Exceptionnelle soirée à l’Aula des Colombières : l’association parfaite du cinéma et de la musique


A l'heureuse initiative de M. Marc Houvet, responsable de CinéVersoix et de Mme Brigitte Siddiqui, responsable de l'organisation des concerts classiques aux Caves de Bon Séjour, l'Aula du Cycle des Colombières a été le cadre, le samedi 25 mai, de la projection du film sensation ARGERICH de Stéphanie Argerich, fille de la célébrissime pianiste Martha Argerich. 

En prélude à la projection du film, le public a eu la chance d'entendre le concertiste argentin Luis Ascot interpréter avec brio, malgré un piano qui n'était sans doute pas à la hauteur de l'artiste, quelques pièces du célèbre compositeur argentin du XXe siècle Alberto Ginastera dont les magnifiques Tres Danzas Argentinas ainsi qu’un bis intitulé Milonga.
Il est intéressant de noter que la musique bien sûr mais la Suisse et Genève particulièrement constitue un trait d'union entre Martha Argerich, Luis Ascot et Alberto Ginastera.
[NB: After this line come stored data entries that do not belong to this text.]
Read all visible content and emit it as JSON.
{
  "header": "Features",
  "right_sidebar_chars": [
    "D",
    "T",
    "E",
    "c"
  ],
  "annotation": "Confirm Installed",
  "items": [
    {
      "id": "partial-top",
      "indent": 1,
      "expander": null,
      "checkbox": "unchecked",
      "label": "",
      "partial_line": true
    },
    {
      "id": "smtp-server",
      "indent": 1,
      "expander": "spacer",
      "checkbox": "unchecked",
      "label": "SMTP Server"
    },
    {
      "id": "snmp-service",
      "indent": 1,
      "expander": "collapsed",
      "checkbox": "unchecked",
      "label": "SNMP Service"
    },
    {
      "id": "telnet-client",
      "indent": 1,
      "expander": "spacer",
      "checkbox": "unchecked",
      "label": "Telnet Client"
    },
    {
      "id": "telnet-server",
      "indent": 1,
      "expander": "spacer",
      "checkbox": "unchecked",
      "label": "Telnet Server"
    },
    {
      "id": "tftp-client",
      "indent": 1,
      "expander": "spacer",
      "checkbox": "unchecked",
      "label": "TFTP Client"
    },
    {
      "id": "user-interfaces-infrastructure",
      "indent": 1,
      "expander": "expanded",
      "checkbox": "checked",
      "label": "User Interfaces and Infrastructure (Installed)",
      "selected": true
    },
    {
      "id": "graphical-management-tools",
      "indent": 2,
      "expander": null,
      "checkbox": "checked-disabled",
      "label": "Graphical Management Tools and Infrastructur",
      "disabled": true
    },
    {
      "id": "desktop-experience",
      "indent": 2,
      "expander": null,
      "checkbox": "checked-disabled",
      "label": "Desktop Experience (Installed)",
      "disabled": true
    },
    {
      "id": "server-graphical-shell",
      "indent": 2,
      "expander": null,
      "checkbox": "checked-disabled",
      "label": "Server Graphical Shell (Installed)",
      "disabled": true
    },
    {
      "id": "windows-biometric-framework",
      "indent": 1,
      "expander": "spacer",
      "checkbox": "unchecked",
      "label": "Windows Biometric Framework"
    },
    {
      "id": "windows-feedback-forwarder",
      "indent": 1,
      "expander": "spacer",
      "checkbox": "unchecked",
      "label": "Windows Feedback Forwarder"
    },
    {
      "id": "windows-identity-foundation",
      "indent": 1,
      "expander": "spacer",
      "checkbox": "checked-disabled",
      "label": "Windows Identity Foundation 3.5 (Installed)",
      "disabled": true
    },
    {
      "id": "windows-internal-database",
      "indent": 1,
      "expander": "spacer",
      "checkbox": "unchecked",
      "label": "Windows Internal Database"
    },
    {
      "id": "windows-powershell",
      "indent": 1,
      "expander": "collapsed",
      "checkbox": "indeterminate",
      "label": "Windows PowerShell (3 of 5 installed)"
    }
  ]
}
En effet, tous trois ont un jour posé leurs valises à Genève pour y demeurer un temps ou pour toujours. La première fut Martha. Elle y suivra les fameux cours de Madeleine Lipatti et Nikita Magaloff et remportera en 1957 le premier Prix du Concours international d'exécution musicale. Elle reviendra ensuite à Genève une dizaine d'années plus tard.
Alberto Ginastera arrivera à Genève au début des années 70 fuyant la répression et la censure de la "dictature de la révolution argentine" et y demeurera jusqu'à sa mort en 1983. Quant à Luis Ascot, ayant obtenu une bourse du Gouvernement Suisse, il se rend à Genève pour y suivre l'enseignement de Harry Datyner et remporter successivement en 1973 le premier Prix de virtuosité et le Prix Paderewski du Conservatoire de musique de Genève, institution où il enseigna jusqu’à sa récente retraite. Actuellement il vit à Buenos Aires, mais revient fréquemment dans sa ville de cœur.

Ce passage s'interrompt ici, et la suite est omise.